例えばショパンのデータを人工知能に大量にのませると、一応ショパンっぽいものはつくれます。ただ、いつ終わるともなくダラダラとメロディーが続くだけでいつまでも終わらない、非常に奇妙な曲です。曲全体の起承転結をつくるということができないんですね。曲に生命性というか、ストーリーがないんです。

一方で、「15秒のフレーズ」をつくることは、それこそ無限にできるわけです。こういう状態になると音楽の知識がない人もどんどん作曲ができるようになるので、音楽の供給量は爆発的に増加することになります。

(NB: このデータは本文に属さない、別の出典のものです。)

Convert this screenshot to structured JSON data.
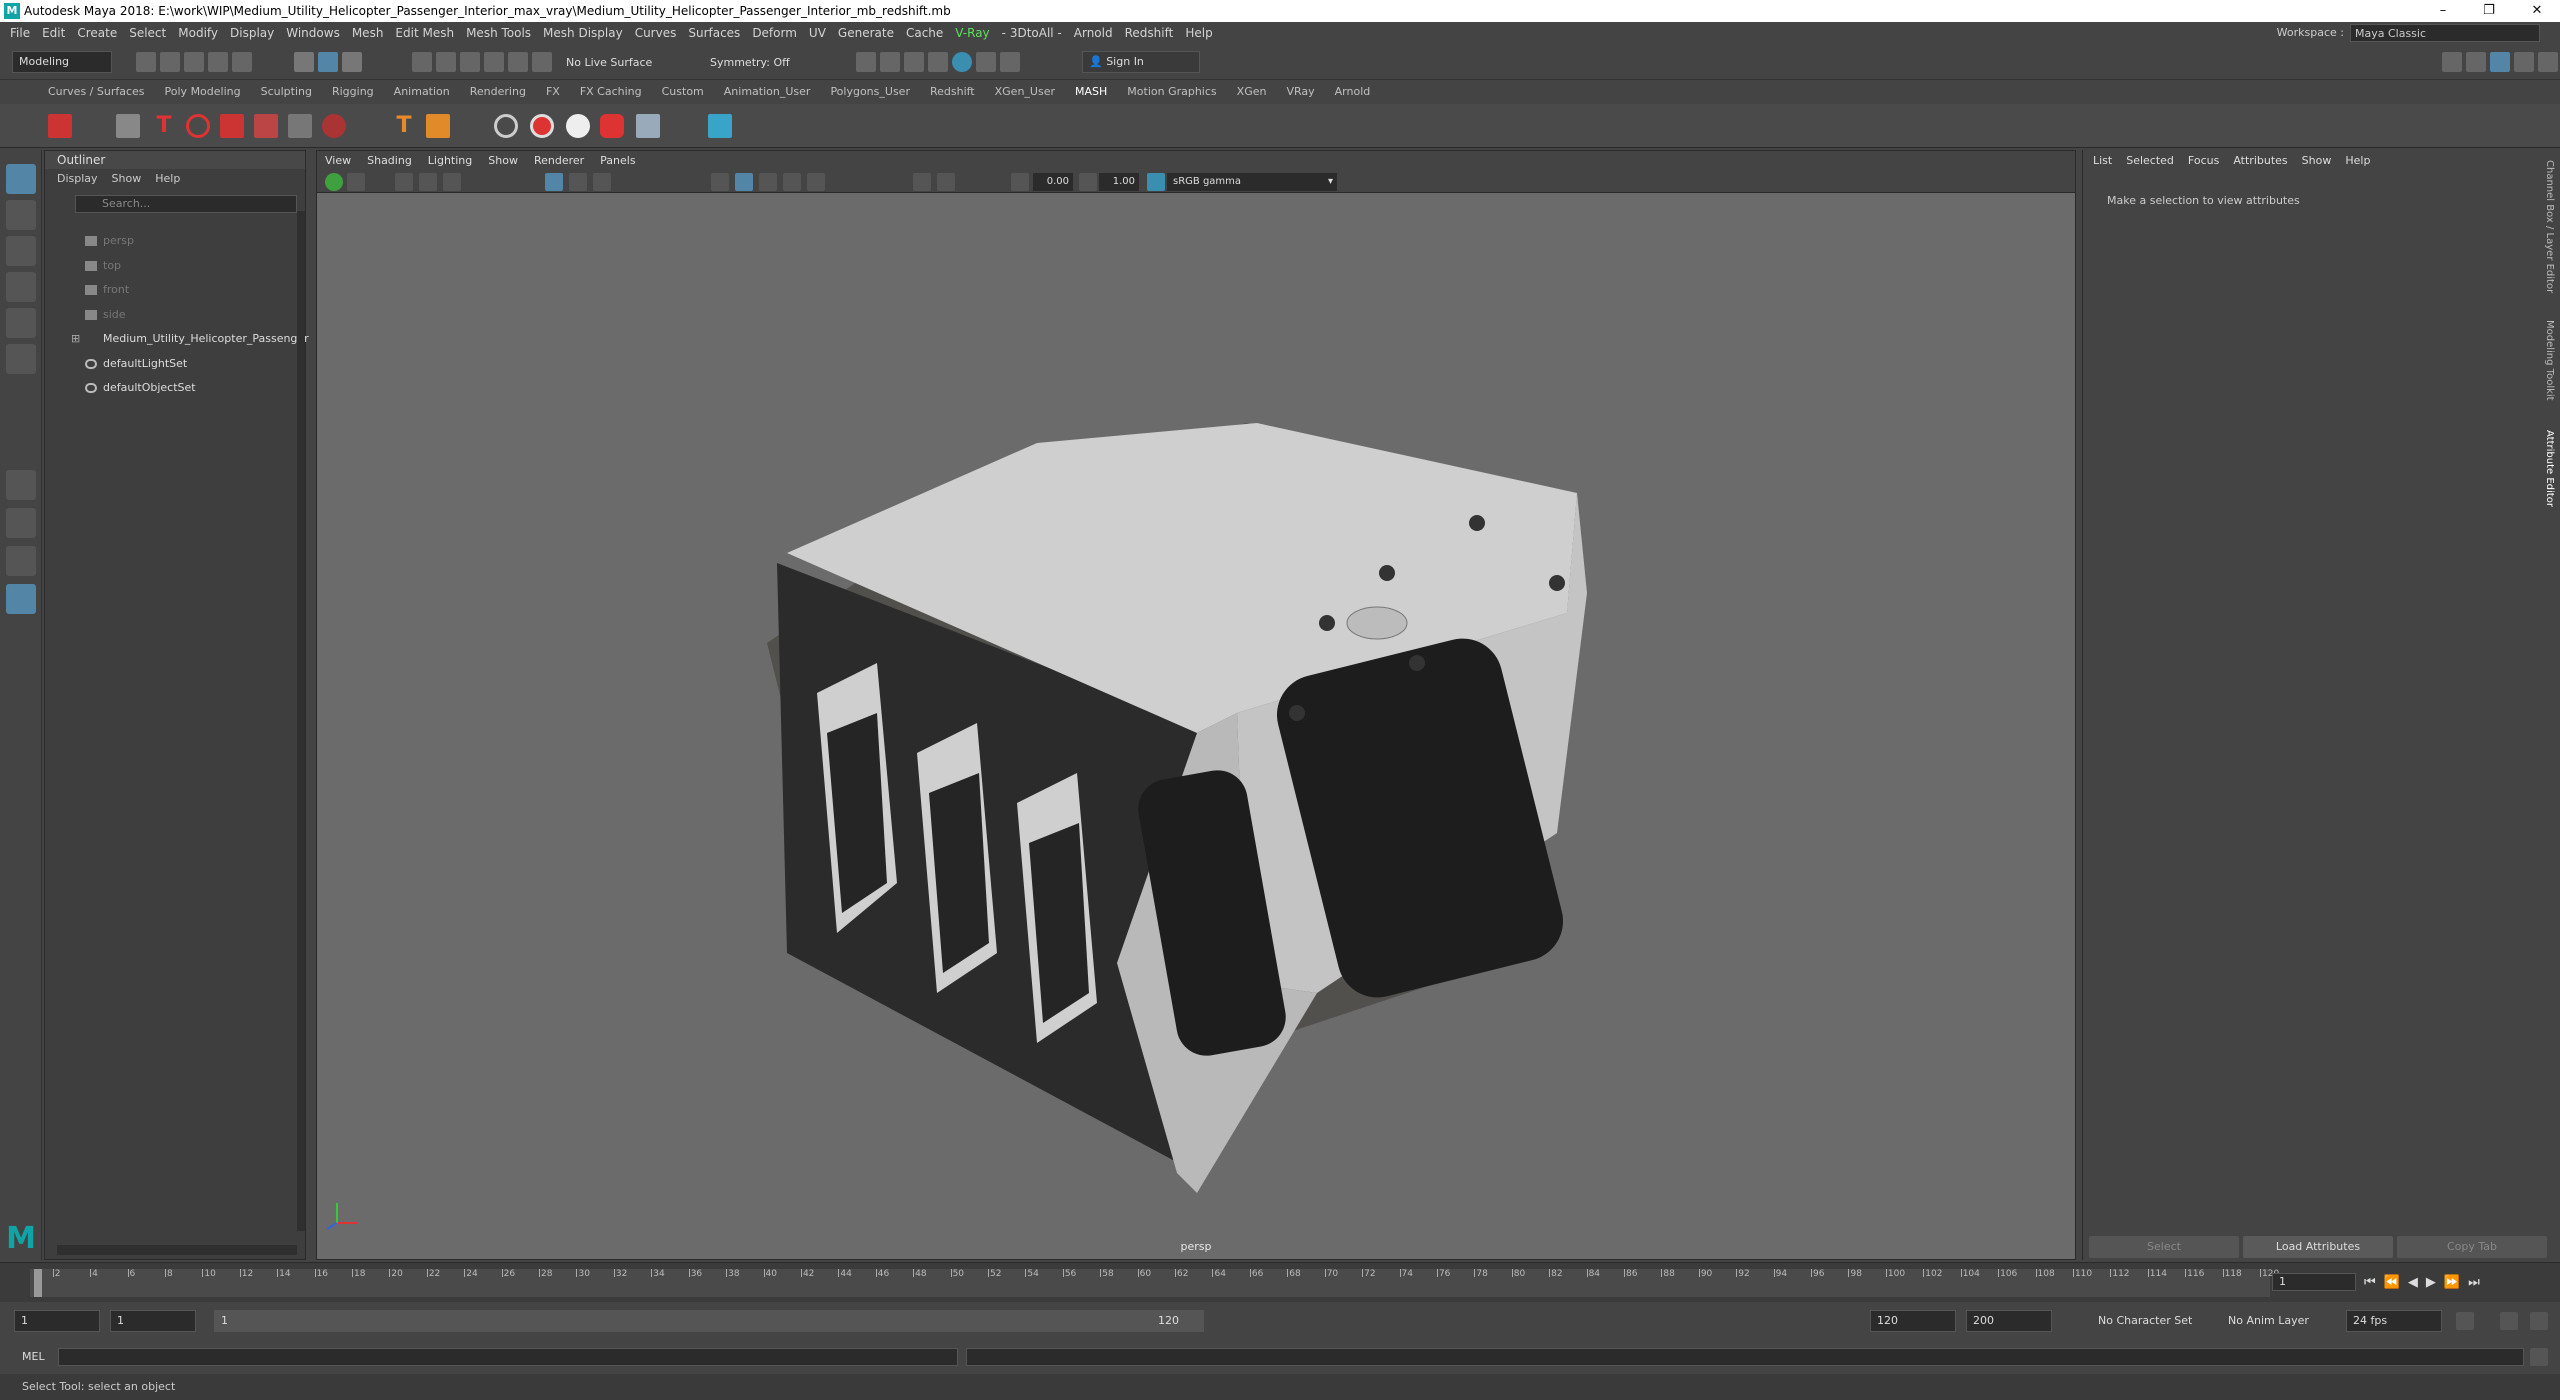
{
  "window": {
    "title": "Autodesk Maya 2018: E:\\work\\WIP\\Medium_Utility_Helicopter_Passenger_Interior_max_vray\\Medium_Utility_Helicopter_Passenger_Interior_mb_redshift.mb",
    "minimize": "–",
    "maximize": "❐",
    "close": "✕"
  },
  "menubar": {
    "items": [
      "File",
      "Edit",
      "Create",
      "Select",
      "Modify",
      "Display",
      "Windows",
      "Mesh",
      "Edit Mesh",
      "Mesh Tools",
      "Mesh Display",
      "Curves",
      "Surfaces",
      "Deform",
      "UV",
      "Generate",
      "Cache",
      "V-Ray",
      "- 3DtoAll -",
      "Arnold",
      "Redshift",
      "Help"
    ],
    "workspace_label": "Workspace :",
    "workspace_value": "Maya Classic"
  },
  "statusline": {
    "mode": "Modeling",
    "live_surface": "No Live Surface",
    "symmetry": "Symmetry: Off",
    "sign_in": "Sign In"
  },
  "shelf": {
    "tabs": [
      "Curves / Surfaces",
      "Poly Modeling",
      "Sculpting",
      "Rigging",
      "Animation",
      "Rendering",
      "FX",
      "FX Caching",
      "Custom",
      "Animation_User",
      "Polygons_User",
      "Redshift",
      "XGen_User",
      "MASH",
      "Motion Graphics",
      "XGen",
      "VRay",
      "Arnold"
    ],
    "active": "MASH"
  },
  "outliner": {
    "title": "Outliner",
    "menu": [
      "Display",
      "Show",
      "Help"
    ],
    "search_placeholder": "Search...",
    "items": [
      {
        "label": "persp",
        "dim": true
      },
      {
        "label": "top",
        "dim": true
      },
      {
        "label": "front",
        "dim": true
      },
      {
        "label": "side",
        "dim": true
      },
      {
        "label": "Medium_Utility_Helicopter_Passenger",
        "dim": false
      },
      {
        "label": "defaultLightSet",
        "dim": false
      },
      {
        "label": "defaultObjectSet",
        "dim": false
      }
    ]
  },
  "viewport": {
    "menu": [
      "View",
      "Shading",
      "Lighting",
      "Show",
      "Renderer",
      "Panels"
    ],
    "exposure": "0.00",
    "gamma": "1.00",
    "color_space": "sRGB gamma",
    "camera": "persp"
  },
  "attribute_editor": {
    "tabs": [
      "List",
      "Selected",
      "Focus",
      "Attributes",
      "Show",
      "Help"
    ],
    "message": "Make a selection to view attributes",
    "buttons": [
      "Select",
      "Load Attributes",
      "Copy Tab"
    ],
    "side_tabs": [
      "Channel Box / Layer Editor",
      "Modeling Toolkit",
      "Attribute Editor"
    ]
  },
  "timeline": {
    "ticks": [
      1,
      2,
      4,
      6,
      8,
      10,
      12,
      14,
      16,
      18,
      20,
      22,
      24,
      26,
      28,
      30,
      32,
      34,
      36,
      38,
      40,
      42,
      44,
      46,
      48,
      50,
      52,
      54,
      56,
      58,
      60,
      62,
      64,
      66,
      68,
      70,
      72,
      74,
      76,
      78,
      80,
      82,
      84,
      86,
      88,
      90,
      92,
      94,
      96,
      98,
      100,
      102,
      104,
      106,
      108,
      110,
      112,
      114,
      116,
      118,
      120
    ],
    "current_frame": "1"
  },
  "range": {
    "start": "1",
    "playback_start": "1",
    "slider_start": "1",
    "slider_end": "120",
    "playback_end": "120",
    "end": "200",
    "character_set": "No Character Set",
    "anim_layer": "No Anim Layer",
    "fps": "24 fps"
  },
  "commandline": {
    "label": "MEL"
  },
  "helpline": {
    "text": "Select Tool: select an object"
  },
  "colors": {
    "accent": "#5285a6",
    "vray_green": "#5ce05c",
    "maya_teal": "#0fa4a6"
  }
}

そうすると作曲の労働単価はほぼゼロになってしまうでしょうね。名前が売れているミュージシャンや作曲家はファンベースという顧客資産がありますからなかなか人工知能には代替されないと思いますが、CM音楽の作曲家の雇い主は代理店や広告主で、彼らにはつねに強いコストダウンの圧力がかかっていますからね。

考えてみれば、坂本龍一さんに頼んでつくってもらいたいような映画音楽を人工知能にやらせるかといったら、そうはならないでしょう。その意味で、きっと二極化するでしょうね。水野さんの仕事が人工知能に取って代わられるかとなると、それはあまり思わないですが。

世界観をつくるプロセスはAIには難しい

水野:アウトプット、デザインの「後」の部分は、AIがやれてしまう。でもデザインの前の部分、この部分を狙ってこういう世界観をつくろうと決めていくプロセスは、AIにはまだ難しいかもしれない。そこが、自分がやり続ける意義だと思っています。

山口:おっしゃるとおりですね。ところで、水野さんは慶応義塾大学で講義してらっしゃいましたが、デザインを学ぶポイントとして何を捉えておけばよいでしょうか?